Survey: U.S. Fish & Wildlife Service Scientists (2005)

February 2005

In 2005, the Union of Concerned Scientists (UCS) and Public Employees for Environmental Responsibility (PEER) distributed a 42-question survey to more than 1,400 USFWS biologists, ecologists, botanists and other science professionals working in Ecological Services field offices across the country to obtain their perceptions of scientific integrity within the USFWS, as well as political interference, resources and morale.  Nearly 30 percent of the scientists returned completed surveys, despite agency directives not to reply—even on personal time.

Political Interference with Scientific Determinations

Large numbers of agency scientists reported political interference in scientific determinations.

  • Nearly half of all respondents whose work is related to endangered species scientific findings (44 percent) reported that they "have been directed, for non-scientific reasons, to refrain from making jeopardy or other findings that are protective of species."  One in five agency scientists revealed they have been instructed to compromise their scientific integrity—reporting that they have been "directed to inappropriately exclude or alter technical information from a USFWS scientific document,"
    such as a biological opinion;
  • More than half of all respondents (56 percent) knew of cases where "commercial interests have inappropriately induced the reversal or withdrawal of scientific conclusions or decisions through political intervention;" and
  • More than two out of three staff scientists (70 percent) and nearly nine out of 10 scientist managers (89 percent) knew of cases "where U.S. Department of Interior political appointees have injected themselves into Ecological Services determinations."  A majority of respondents also cited interventions by members of Congress and local officeholders.

Negative Effect on Wildlife Protection

While a majority of the scientists indicated that agency "scientific documents generally reflect technically rigorous evaluations of impacts to listed species and associated habitats," there is evidence that political intrusion has undermined the USFWS's ability to fulfill its mission of protecting wildlife from extinction.

  • Three out of four staff scientists and even higher proportions of scientist managers (78 percent) felt that the USFWS is not "acting effectively to maintain or enhance species and their habitats, so as to avoid possible listings under the Endangered Species Act;"
  • For those species already listed as threatened or endangered under the ESA, more than two out of three scientists (69 percent) did not regard the USFWS as effective in its efforts toward recovery of those listed species;
  • Nearly two out of three scientists (64 percent) did not feel the agency "is moving in the right direction;" and
  • More than two-thirds of staff scientists (71 percent) and more than half of scientist managers (51 percent) did not "trust USFWS decision makers to make decisions that will protect species and habitats."

Chilling Effect on Scientific Candor

Agency scientists reported being afraid to speak frankly about issues and felt constrained in their roles as scientists.

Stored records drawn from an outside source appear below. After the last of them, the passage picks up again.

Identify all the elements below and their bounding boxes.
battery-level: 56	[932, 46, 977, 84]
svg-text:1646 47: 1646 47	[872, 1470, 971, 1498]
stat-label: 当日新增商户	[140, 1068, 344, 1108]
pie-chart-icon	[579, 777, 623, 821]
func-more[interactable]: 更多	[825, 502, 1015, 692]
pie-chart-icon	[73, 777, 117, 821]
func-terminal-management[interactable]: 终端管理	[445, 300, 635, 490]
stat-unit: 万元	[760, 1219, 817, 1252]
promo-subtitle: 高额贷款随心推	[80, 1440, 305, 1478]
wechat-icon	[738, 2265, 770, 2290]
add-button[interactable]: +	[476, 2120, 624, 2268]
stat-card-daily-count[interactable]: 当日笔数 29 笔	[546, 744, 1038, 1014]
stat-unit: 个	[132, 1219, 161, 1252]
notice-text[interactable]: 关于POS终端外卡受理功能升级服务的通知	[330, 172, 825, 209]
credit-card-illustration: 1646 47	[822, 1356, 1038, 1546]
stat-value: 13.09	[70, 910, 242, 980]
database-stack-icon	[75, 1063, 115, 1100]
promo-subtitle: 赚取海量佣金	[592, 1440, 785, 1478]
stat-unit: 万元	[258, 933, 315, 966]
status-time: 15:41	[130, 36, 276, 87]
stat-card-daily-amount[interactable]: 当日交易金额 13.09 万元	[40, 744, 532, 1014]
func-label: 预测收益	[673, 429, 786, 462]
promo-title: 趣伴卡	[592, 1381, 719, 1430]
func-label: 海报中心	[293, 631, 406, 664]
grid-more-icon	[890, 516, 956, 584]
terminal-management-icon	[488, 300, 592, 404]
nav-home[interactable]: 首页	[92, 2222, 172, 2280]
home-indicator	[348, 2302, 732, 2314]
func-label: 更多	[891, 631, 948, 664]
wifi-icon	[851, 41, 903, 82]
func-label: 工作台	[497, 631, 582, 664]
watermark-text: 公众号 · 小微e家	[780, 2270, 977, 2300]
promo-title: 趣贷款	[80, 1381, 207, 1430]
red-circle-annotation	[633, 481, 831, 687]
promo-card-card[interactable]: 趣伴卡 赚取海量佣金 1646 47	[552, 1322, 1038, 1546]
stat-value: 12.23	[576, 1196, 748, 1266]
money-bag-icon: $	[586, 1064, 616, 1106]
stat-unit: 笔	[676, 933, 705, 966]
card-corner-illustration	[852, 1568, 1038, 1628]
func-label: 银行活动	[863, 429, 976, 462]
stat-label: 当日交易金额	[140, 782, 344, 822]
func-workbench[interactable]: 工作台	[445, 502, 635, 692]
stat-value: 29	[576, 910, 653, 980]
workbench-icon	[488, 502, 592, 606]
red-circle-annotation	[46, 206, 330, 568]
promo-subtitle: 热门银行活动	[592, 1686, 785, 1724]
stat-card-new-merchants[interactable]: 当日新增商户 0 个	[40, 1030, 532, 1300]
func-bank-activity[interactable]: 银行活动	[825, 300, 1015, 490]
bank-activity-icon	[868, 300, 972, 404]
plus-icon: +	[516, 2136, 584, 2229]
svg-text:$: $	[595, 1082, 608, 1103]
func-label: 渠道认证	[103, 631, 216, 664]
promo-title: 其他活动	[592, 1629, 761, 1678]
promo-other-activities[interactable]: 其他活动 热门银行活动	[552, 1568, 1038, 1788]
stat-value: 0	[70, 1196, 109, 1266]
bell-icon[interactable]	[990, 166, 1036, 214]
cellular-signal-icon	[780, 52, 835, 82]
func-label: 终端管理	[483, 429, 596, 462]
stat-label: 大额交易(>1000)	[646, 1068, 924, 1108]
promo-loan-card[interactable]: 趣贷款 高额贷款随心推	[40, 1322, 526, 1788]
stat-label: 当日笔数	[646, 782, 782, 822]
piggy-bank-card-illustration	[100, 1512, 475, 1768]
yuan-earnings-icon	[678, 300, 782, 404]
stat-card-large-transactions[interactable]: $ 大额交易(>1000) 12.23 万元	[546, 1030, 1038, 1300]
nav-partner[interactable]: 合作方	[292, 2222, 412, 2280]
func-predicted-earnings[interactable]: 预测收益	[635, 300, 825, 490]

  • More than a third (42 percent) said they could not openly express "concerns about the biological needs of species and habitats without fear of retaliation" in public while nearly a third (30 percent) did not feel they could do so even inside the confines of the agency;
  • Almost a third (32 percent) felt they are not allowed to do their jobs as scientists;
  • A significant minority (19 percent) reported having "been directed by USFWS decision makers to provide incomplete, inaccurate or misleading information to the public, media or elected officials;" however,
  • Scientific collaboration among USFWS scientists, academia and other federal agency scientists appears to be relatively untainted by this chilling effect, with a strong majority (83percent) reporting they felt free to collaborate with their colleagues on species and habitat issues.

Resources and Morale

There was a broad perception that the agency lacks the resources to accomplish its mission.  Not surprisingly, results showed a strain on staff morale.

  • Half of all scientific staff reported that morale is poor to extremely poor and only 0.5 percent rated morale as excellent;
  • More than nine out of ten (92 percent) did not feel that the agency "has sufficient resources to adequately perform its environmental mission;" and
  • More than four out of five (85 percent) said that funding to implement the Endangered Species Act is inadequate.

The survey was sent to 1,410 scientists, of which 414, or 29.4 percent, responded to the survey.